11
votes

I've been using the Ruby Classifier library to classify privacy policies. I've come to the conclusion that the simple bag-of-words approach built into this library is not enough. To increase my classification accuracy, I want to train the classifier on n-grams in addition to individual words.

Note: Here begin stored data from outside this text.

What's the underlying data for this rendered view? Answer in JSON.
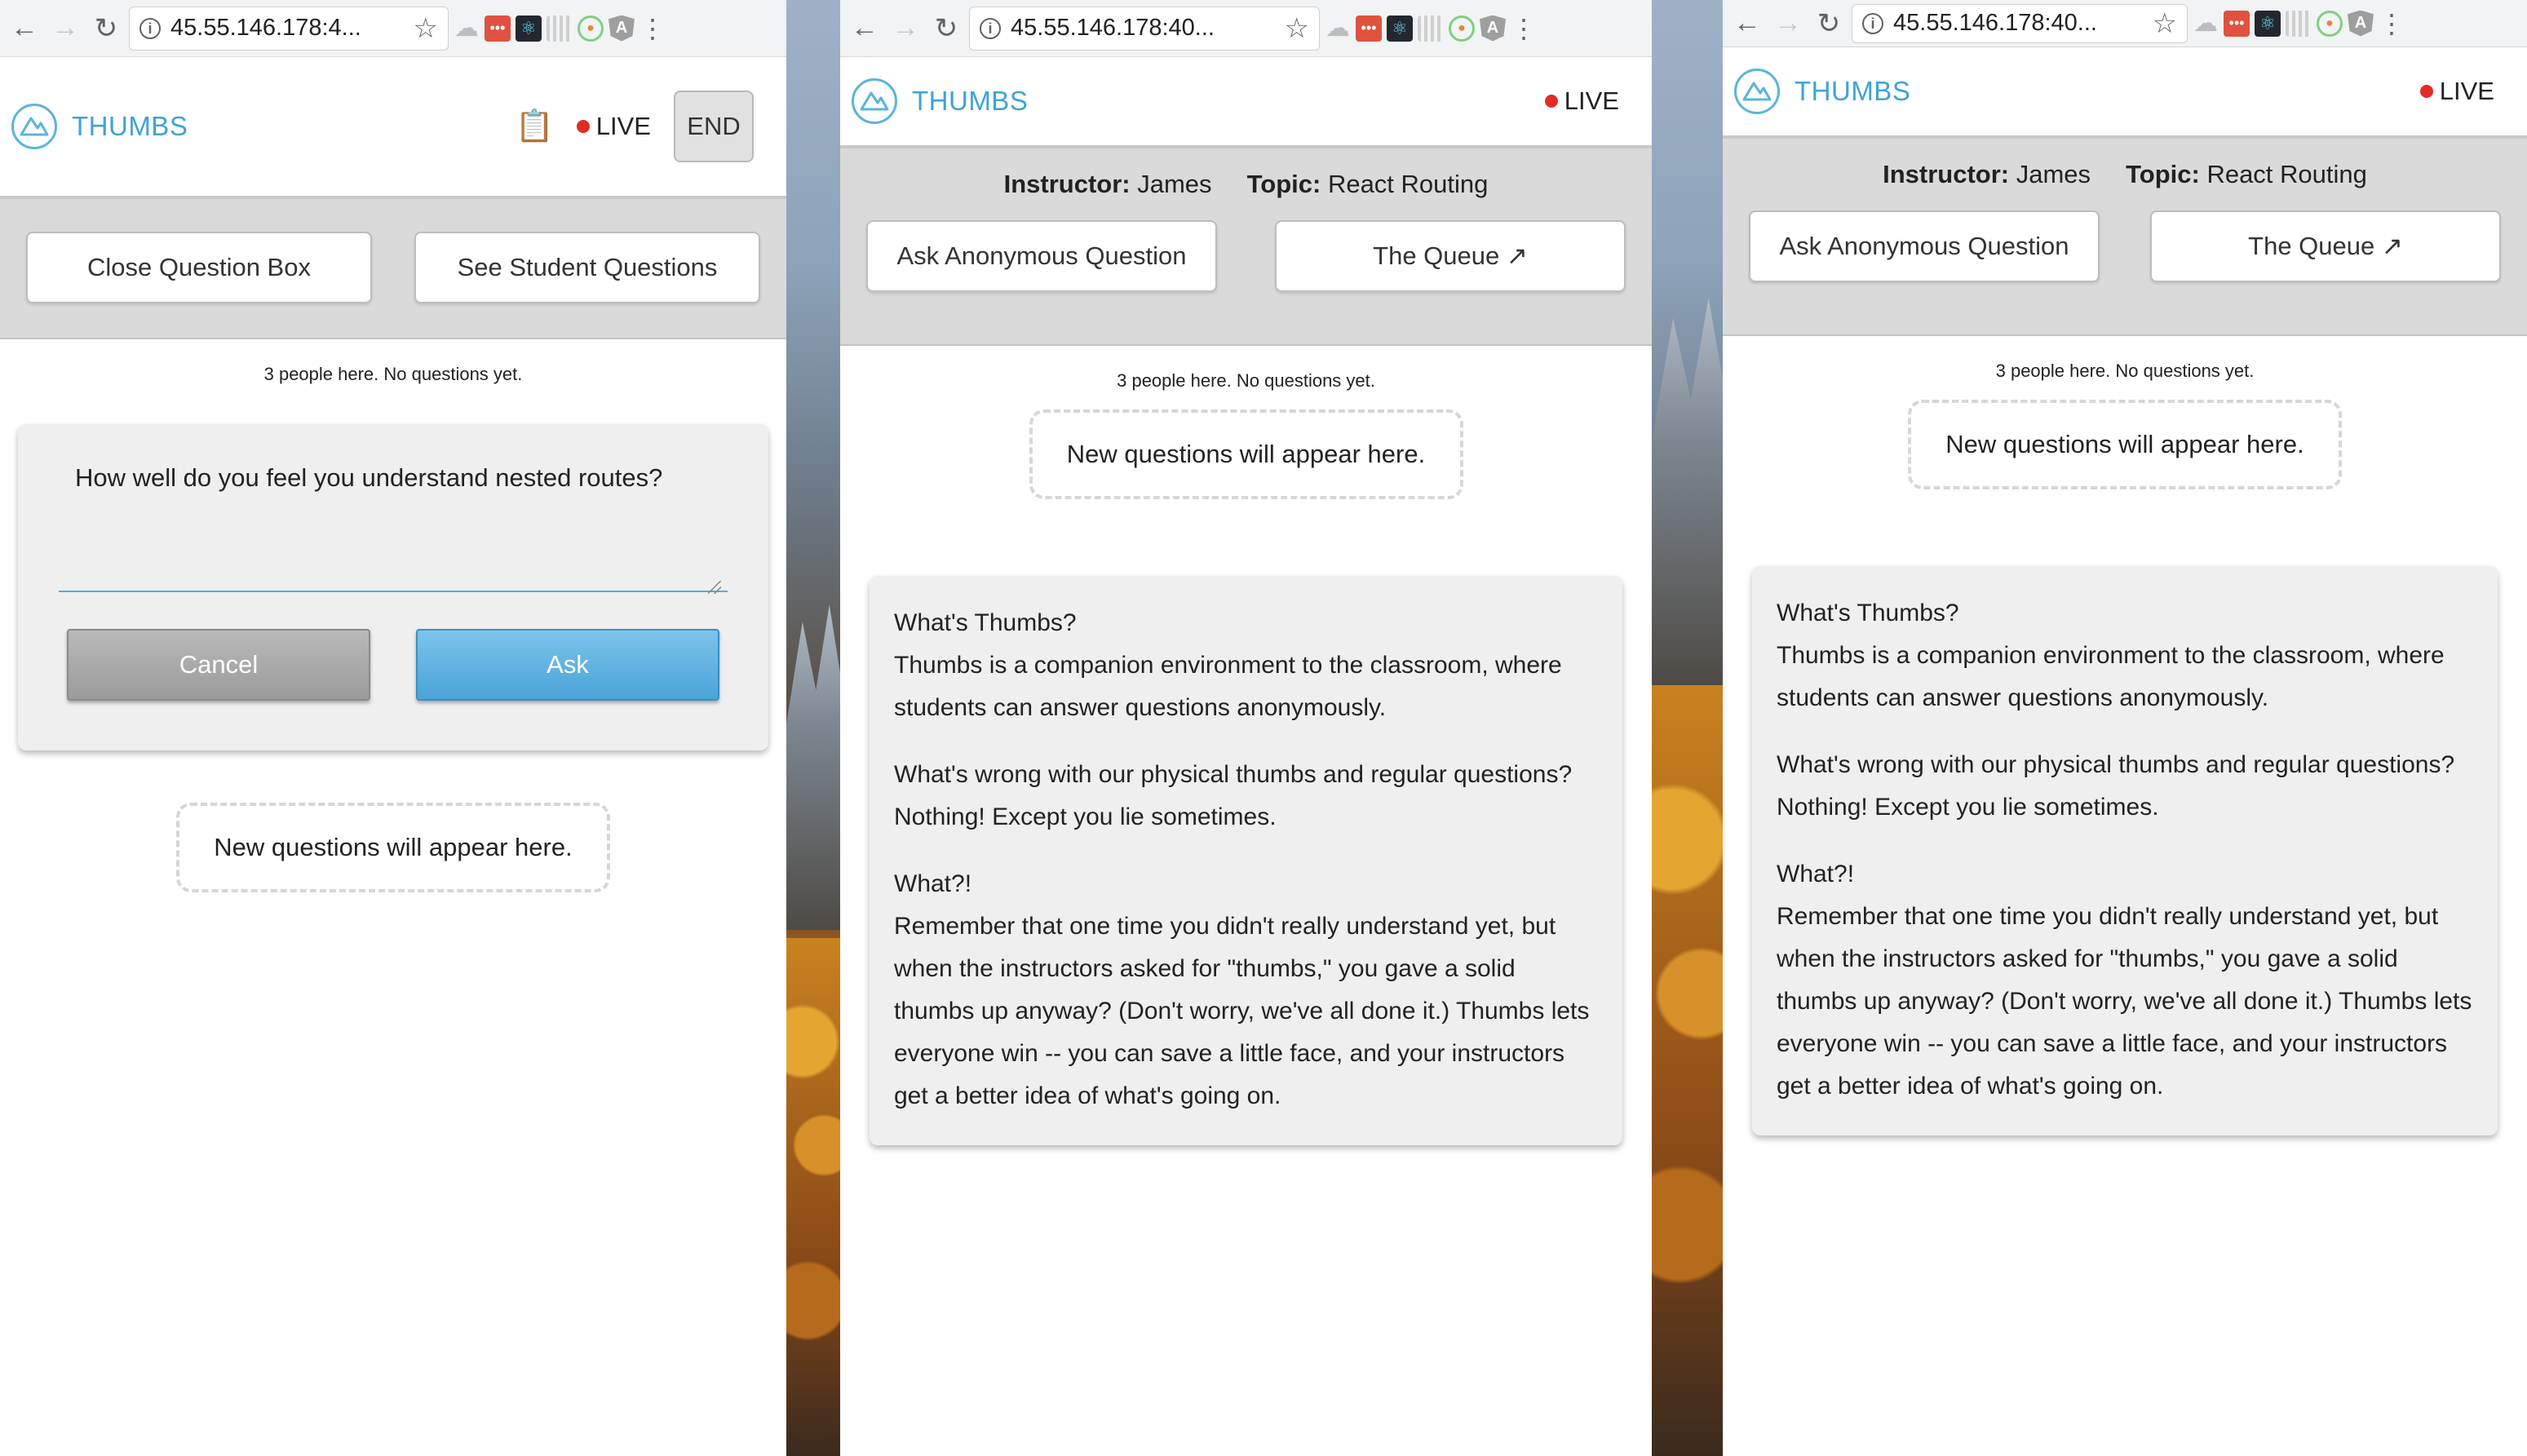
{
  "browser": {
    "url": "45.55.146.178:4...",
    "url_w2": "45.55.146.178:40...",
    "url_w3": "45.55.146.178:40..."
  },
  "app": {
    "name": "THUMBS",
    "live_label": "LIVE",
    "end_label": "END",
    "accent_color": "#3ea3d6",
    "live_color": "#e42a26"
  },
  "instructor_view": {
    "close_button": "Close Question Box",
    "see_questions_button": "See Student Questions",
    "status": "3 people here. No questions yet.",
    "question_text": "How well do you feel you understand nested routes?",
    "cancel_button": "Cancel",
    "ask_button": "Ask",
    "placeholder": "New questions will appear here."
  },
  "student_view": {
    "instructor_label": "Instructor:",
    "instructor_name": "James",
    "topic_label": "Topic:",
    "topic_name": "React Routing",
    "ask_anon_button": "Ask Anonymous Question",
    "queue_button": "The Queue ↗",
    "status": "3 people here. No questions yet.",
    "placeholder": "New questions will appear here.",
    "faq": [
      {
        "q": "What's Thumbs?",
        "a": "Thumbs is a companion environment to the classroom, where students can answer questions anonymously."
      },
      {
        "q": "What's wrong with our physical thumbs and regular questions?",
        "a": "Nothing! Except you lie sometimes."
      },
      {
        "q": "What?!",
        "a": "Remember that one time you didn't really understand yet, but when the instructors asked for \"thumbs,\" you gave a solid thumbs up anyway? (Don't worry, we've all done it.) Thumbs lets everyone win -- you can save a little face, and your instructors get a better idea of what's going on."
      }
    ]
  }
}
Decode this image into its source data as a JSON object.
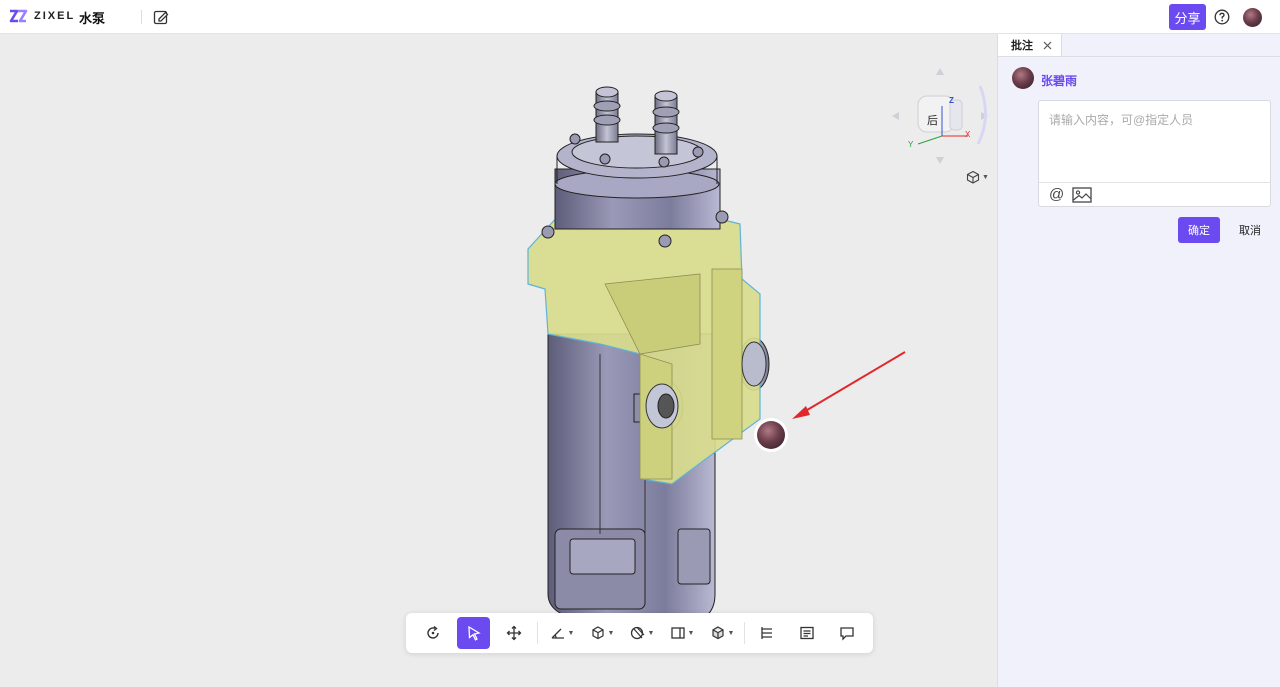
{
  "header": {
    "brand": "ZIXEL",
    "doc_title": "水泵",
    "share_label": "分享"
  },
  "viewcube": {
    "face_label": "后",
    "axis_x": "X",
    "axis_y": "Y",
    "axis_z": "Z"
  },
  "panel": {
    "tab_label": "批注",
    "user_name": "张碧雨",
    "comment_placeholder": "请输入内容，可@指定人员",
    "at_label": "@",
    "confirm_label": "确定",
    "cancel_label": "取消"
  },
  "toolbar": {
    "tools": [
      "rotate-tool",
      "select-tool",
      "pan-tool",
      "measure-tool",
      "explode-tool",
      "section-tool",
      "view-tool",
      "display-mode-tool",
      "structure-tree-tool",
      "properties-tool",
      "comment-tool"
    ],
    "active_tool": "select-tool"
  },
  "colors": {
    "accent": "#6b4bf0",
    "highlight": "#d8dc8c",
    "annotation_arrow": "#e0282b"
  }
}
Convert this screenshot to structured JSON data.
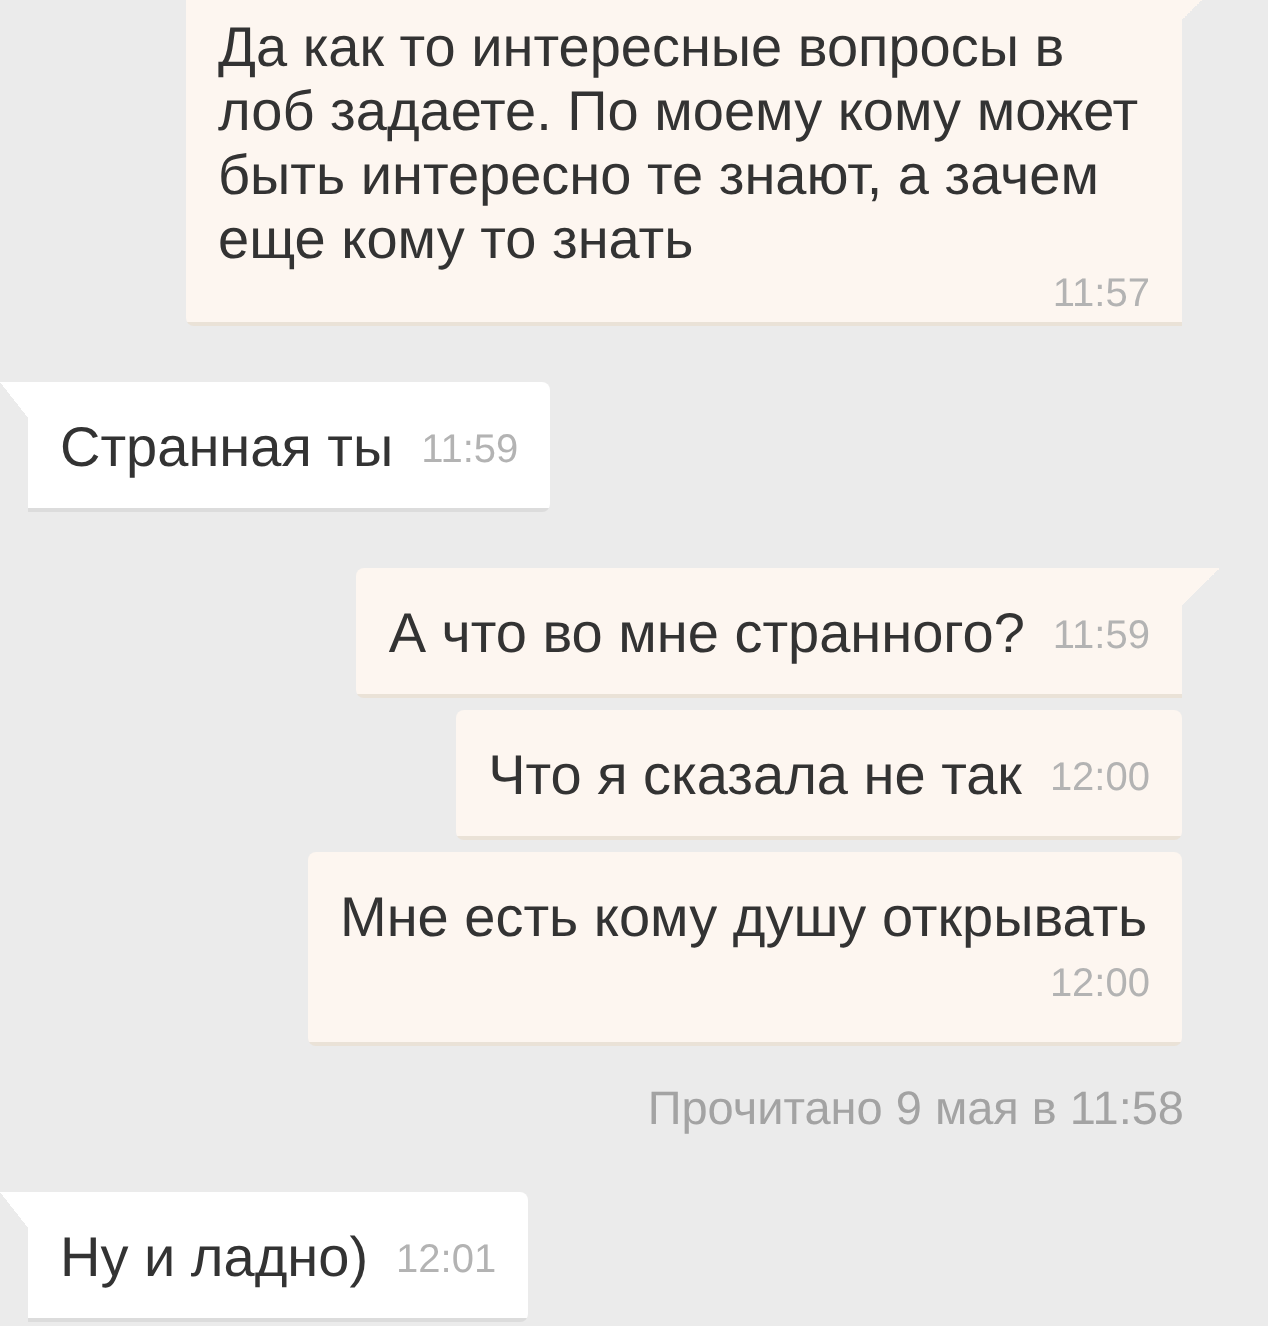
{
  "messages": [
    {
      "kind": "outgoing",
      "tail": true,
      "text": "Да как то интересные вопросы в лоб задаете. По моему кому может быть интересно те знают, а зачем еще кому то знать",
      "time": "11:57"
    },
    {
      "kind": "incoming",
      "tail": true,
      "text": "Странная ты",
      "time": "11:59"
    },
    {
      "kind": "outgoing",
      "tail": true,
      "text": "А что во мне странного?",
      "time": "11:59"
    },
    {
      "kind": "outgoing",
      "tail": false,
      "text": "Что я сказала не так",
      "time": "12:00"
    },
    {
      "kind": "outgoing",
      "tail": false,
      "text": "Мне есть кому душу открывать",
      "time": "12:00"
    },
    {
      "kind": "read_receipt",
      "text": "Прочитано 9 мая в 11:58"
    },
    {
      "kind": "incoming",
      "tail": true,
      "text": "Ну и ладно)",
      "time": "12:01"
    }
  ]
}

I was wondering whether there's a library out there for preprocessing documents to get relevant n-grams (and properly deal with punctuation). One thought was that I could preprocess the documents and feed pseudo-ngrams into the Ruby Classifier like:

wordone_wordtwo_wordthree

Or maybe there's a better way to be doing this, such as a library that has ngram based Naive Bayes Classification built into it from the getgo. I'm open to using languages other than Ruby here if they get the job done (Python seems like a good candidate if need be).

2

2 Answers

12
votes

If you're ok with python, I'd say nltk would be perfect for you.

For example:

>>> import nltk
>>> s = "This is some sample data.  Nltk will use the words in this string to make ngrams.  I hope that this is useful.".split()
>>> model = nltk.NgramModel(2, s)
>>> model._ngrams
set([('to', 'make'), ('sample', 'data.'), ('the', 'words'), ('will', 'use'), ('some', 'sample'), ('', 'This'), ('use', 'the'), ('make', 'ngrams.'), ('ngrams.', 'I'), ('hope', 'that'
), ('is', 'some'), ('is', 'useful.'), ('I', 'hope'), ('this', 'string'), ('Nltk', 'will'), ('words', 'in'), ('this', 'is'), ('data.', 'Nltk'), ('that', 'this'), ('string', 'to'), ('
in', 'this'), ('This', 'is')])

You even have a method nltk.NaiveBayesClassifier

3
votes
>> s = "She sells sea shells by the sea shore"
=> "She sells sea shells by the sea shore"
>> s.split(/ /).each_cons(2).to_a.map {|x,y| x + ' ' +  y}
=> ["She sells", "sells sea", "sea shells", "shells by", "by the", "the sea", "sea shore"]

Ruby enumerables have a method called enum_cons which will return every of n consecutive items from the enumerable. With that method generating ngrams is a simple one liner.